A strange 'shape' is currently evolving before astronomers' eyes on Saturn's moon Titan.
Three images taken several years apart by the Cassini space probe show the shape arise from one of Titan's hydrocarbon seas, grow to an enormous size and then disappear.
The feature is said to cover an area about 100 square miles in size in the sea known as Ligeia Mare.
The object appears to be bright in photographs against the dark of the hydrocarbon lake, but scientists have no obvious answer for what it is.
Our own suggestion - that it is the remains of a gigantic alien mega squid rising from the depths of Titan's oceans to the surface - remain unexplored.
The Cassini team explains that it first saw the object on July 2013 when the space craft flew over Titan and pointed its Synthetic Aperture Radar at the moon, but that it had vanished when examined with low-res radar and infrared cameras.
But recently, during an August 21 flyby, the feature was back - though changed from its appearance 11-months previously.
The scientists on the Cassini team say the feature is not a result of flaws in their data, and do not think it is caused by the sea evaporating and revealing new land.

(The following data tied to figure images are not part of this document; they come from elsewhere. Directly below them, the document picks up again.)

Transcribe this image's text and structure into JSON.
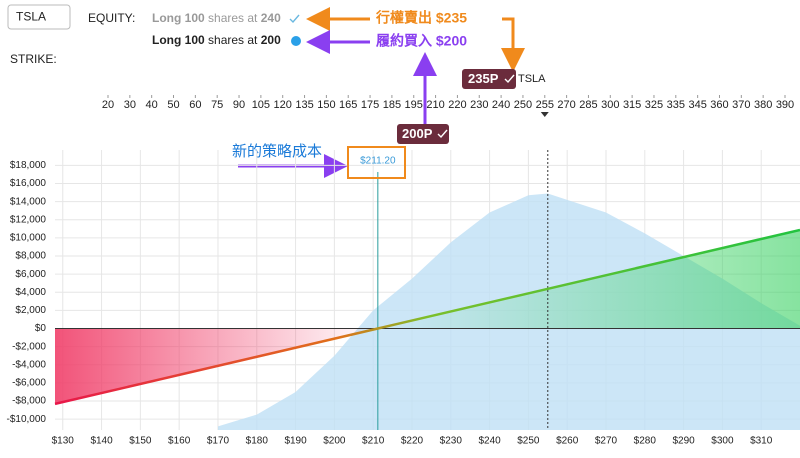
{
  "ticker_input": "TSLA",
  "equity_label": "EQUITY:",
  "positions": [
    [
      "Long 100",
      "shares at",
      "240"
    ],
    [
      "Long 100",
      "shares at",
      "200"
    ]
  ],
  "strike_label": "STRIKE:",
  "strike_ruler": {
    "ticks": [
      20,
      30,
      40,
      50,
      60,
      75,
      90,
      105,
      120,
      135,
      150,
      165,
      175,
      185,
      195,
      210,
      220,
      230,
      240,
      250,
      255,
      270,
      285,
      300,
      315,
      325,
      335,
      345,
      360,
      370,
      380,
      390
    ]
  },
  "strike_tags": [
    "235P",
    "200P"
  ],
  "underlying_tag": "TSLA",
  "annotations": {
    "sell": "行權賣出 $235",
    "buy": "履約買入 $200",
    "cost": "新的策略成本"
  },
  "chart_data": {
    "type": "line",
    "xlim": [
      128,
      320
    ],
    "ylim": [
      -11200,
      19700
    ],
    "xticks": [
      {
        "value": 130,
        "label": "$130"
      },
      {
        "value": 140,
        "label": "$140"
      },
      {
        "value": 150,
        "label": "$150"
      },
      {
        "value": 160,
        "label": "$160"
      },
      {
        "value": 170,
        "label": "$170"
      },
      {
        "value": 180,
        "label": "$180"
      },
      {
        "value": 190,
        "label": "$190"
      },
      {
        "value": 200,
        "label": "$200"
      },
      {
        "value": 210,
        "label": "$210"
      },
      {
        "value": 220,
        "label": "$220"
      },
      {
        "value": 230,
        "label": "$230"
      },
      {
        "value": 240,
        "label": "$240"
      },
      {
        "value": 250,
        "label": "$250"
      },
      {
        "value": 260,
        "label": "$260"
      },
      {
        "value": 270,
        "label": "$270"
      },
      {
        "value": 280,
        "label": "$280"
      },
      {
        "value": 290,
        "label": "$290"
      },
      {
        "value": 300,
        "label": "$300"
      },
      {
        "value": 310,
        "label": "$310"
      }
    ],
    "yticks": [
      {
        "value": -10000,
        "label": "-$10,000"
      },
      {
        "value": -8000,
        "label": "-$8,000"
      },
      {
        "value": -6000,
        "label": "-$6,000"
      },
      {
        "value": -4000,
        "label": "-$4,000"
      },
      {
        "value": -2000,
        "label": "-$2,000"
      },
      {
        "value": 0,
        "label": "$0"
      },
      {
        "value": 2000,
        "label": "$2,000"
      },
      {
        "value": 4000,
        "label": "$4,000"
      },
      {
        "value": 6000,
        "label": "$6,000"
      },
      {
        "value": 8000,
        "label": "$8,000"
      },
      {
        "value": 10000,
        "label": "$10,000"
      },
      {
        "value": 12000,
        "label": "$12,000"
      },
      {
        "value": 14000,
        "label": "$14,000"
      },
      {
        "value": 16000,
        "label": "$16,000"
      },
      {
        "value": 18000,
        "label": "$18,000"
      }
    ],
    "grid": true,
    "payoff": {
      "x": [
        128,
        211.2,
        320
      ],
      "values": [
        -8320,
        0,
        10880
      ]
    },
    "distribution": {
      "color": "#bfe0f5",
      "x": [
        170,
        180,
        190,
        200,
        210,
        220,
        230,
        240,
        250,
        255,
        260,
        270,
        280,
        290,
        300,
        310,
        320
      ],
      "values": [
        -10800,
        -9500,
        -7000,
        -3000,
        2000,
        5500,
        9500,
        12800,
        14700,
        14900,
        14200,
        12800,
        10500,
        8000,
        5500,
        2800,
        300
      ]
    },
    "breakeven": {
      "value": 211.2,
      "label": "$211.20"
    },
    "spot": 255
  }
}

So far they think it might be "surface waves, rising bubbles, floating solids, solids suspended just below the surface, or perhaps something more exotic" according to Phys.org.
"Science loves a mystery, and with this enigmatic feature, we have a thrilling example of ongoing change on Titan," said Stephen Wall, the deputy team lead of Cassini's radar team, based at NASA's Jet Propulsion Laboratory in Pasadena, California. "We're hopeful that we'll be able to continue watching the changes unfold and gain insights about what's going on in that alien sea."